Most businesses come to rely so much on automation tools for personalization that they dilute the strength of their message and end up sounding very generic.
But, according to HubSpot, personalized calls to action convert 202% better than default calls to action, and Statista tells us that the share of U.S. consumers who find marketing content personalization ‘very’ or ‘somewhat’ appealing is 90%.
These and many other statistics make it obvious that no matter how attractive marketing automation services may seem to them, marketers cannot afford to undermine the value of personalized marketing campaigns.
The distinction between automation and personalization
It is possible sometimes to mistake marketing automation for effective personalization, especially when the automation is data-driven.
For example, consider an email marketing campaign targeted at customers who fill a particular form on your website.
Using automation tools it is easy to pick up the names of customers from their forms and send out promotional emails addressed personally to them, but is that really all there is to personalized marketing?

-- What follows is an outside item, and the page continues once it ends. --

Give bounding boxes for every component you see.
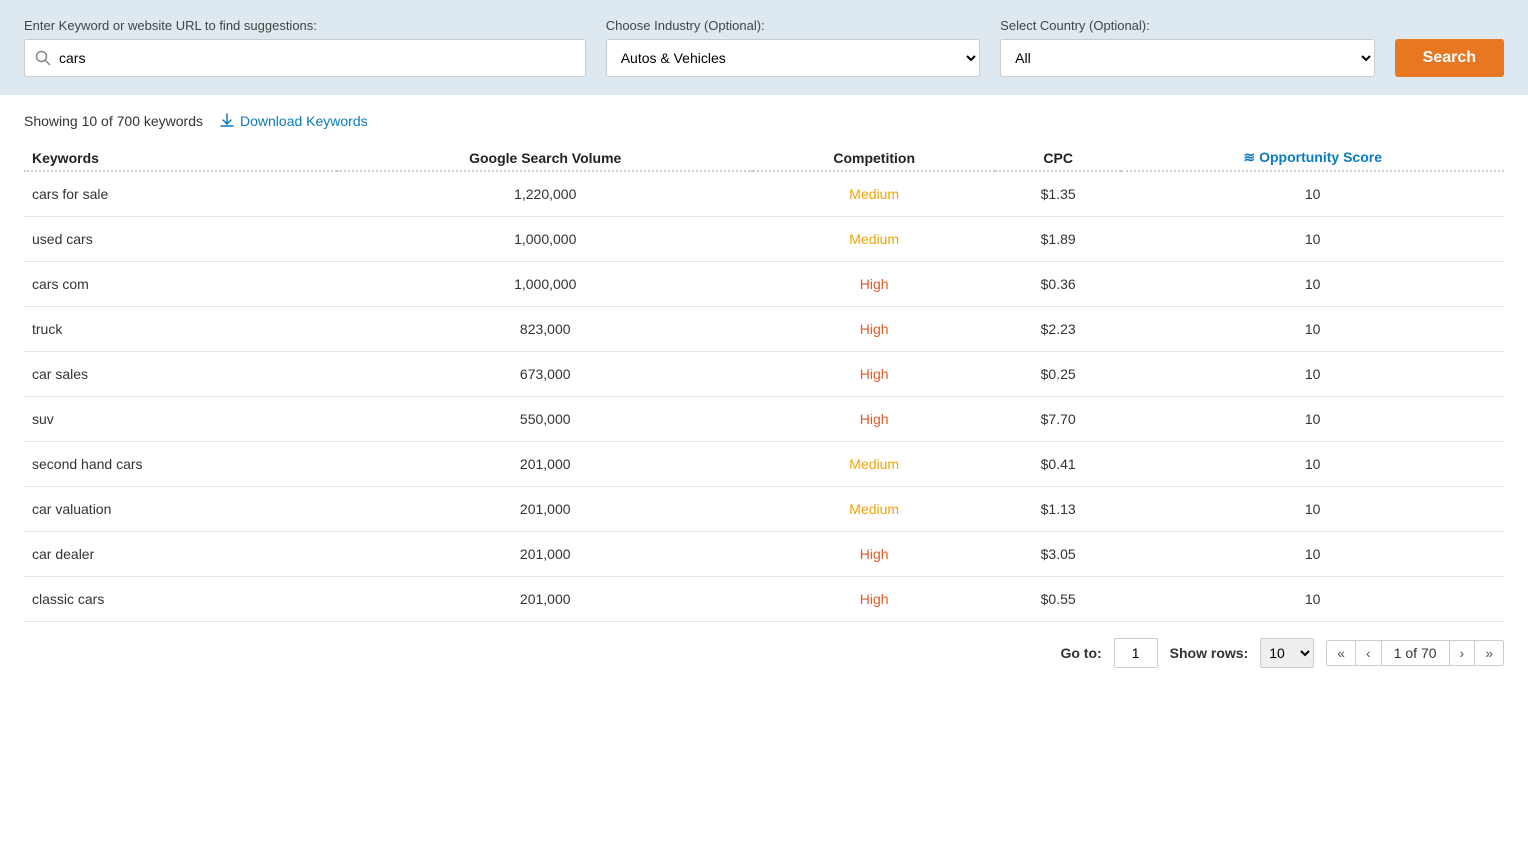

Chances are you also receive several such emails from platforms like LinkedIn and others, emails which usually end up sitting ignored and unread in your inbox.
Similarly, making appearances on a customer’s social-media feed is typically an automated effort. Unless a direct interaction is held between the consumer and brand, social engagement cannot really be called personalized.
Let’s look at a few ways to balance marketing automation with personalization for optimizing the engagement of businesses with their customers:
Go for personalization, but avoid intrusion
Earlier this year, the fashion brand Forever 21 sent free diet bars with the orders of their plus-size customers.
Quite possibly, the brand saw this as a way to connect with their customers, and failed to predict what would actually happen: their customers were outraged by this intrusion on their lifestyle choices and the implied body-shaming.
To avoid such marketing fiascos, it is important that businesses remain aware of the fine line between providing their customers a value-adding personalized experience and exploiting customer data in a way that infringes upon their privacy.
A good way to maintain this balance is to use personalized marketing in conjunction with automation tools to target specific customer groups with only the messaging that is most relevant for them.
Doing so provides value to the customers without making them feel uncomfortable--making it an ideal situation for both sides of the table.
Organizations like Epsilon do a good job of providing their clients a healthy balance of cutting-edge martech and customer-centric personalization approaches to marketing.
Read more about how Epsilon their Agility Harmony’s machine learning and decisioning engine to make informed recommendations for individual subscribers and delivered 1:1 inbox content to test audiences.
Add a human touch to automation
Addressing the message to individual customers is an example of using automation capabilities to implement personalization.
However, it is usually possible to go the extra mile by applying more creative solutions to real-life situations in different business domains.
For example, if a customer visits your website and downloads a resource, like a case study, or a form, then using automation tools you can schedule a follow-up call to them.
This may give a great advantage to a business because according to a Lead Response Management Study, the odds of securing a lead are reduced by as much as 400% by waiting for more than 10 minutes to follow up.
Use in-session data to personalize experience
Real-time web personalization uses the data from a customer’s entire journey to personalize their experience.
So, instead of using any sensitive customer data that might lead to privacy issues, the focus remains solely on optimizing the way that users interact with a brand.
Using in-session data you can actively market offers and messages to your customers that are relevant to them and have the maximum chance of driving conversions.
Moreover, you can also choose to highlight or downplay specific sections of your website based on the user-personas that you develop by analyzing the way users navigate your site.
Real-time web personalization makes it possible for businesses to deliver their marketing efforts with maximum impact when it matters the most.
For instance, a customer who is navigating through an e-commerce website looking for camping gear can be made real-time recommendations for hiking boots that he might also need soon, similarly for B-2-B organizations it makes a lot of sense to offer relevant white-papers and case studies to users navigating a specific part of their website.
Balance is key
When used individually, marketing automation and personalization provide marketers effective ways to engage with their customers, but if you can manage to hit the sweet spot of their intersection you have the chance of gaining an edge over most of your competition.
It is important, therefore, while implementing technical solutions to remember that your customers are more than just numbers and statistics--at the end of the day, its humans who drive technology, not the other way around.
That said, with the right approach marketing automation does have the potential to make marketing more personalized and effective. So, figure out a strategy that suits your business goals, strike the right balance, and then watch your marketing returns soar.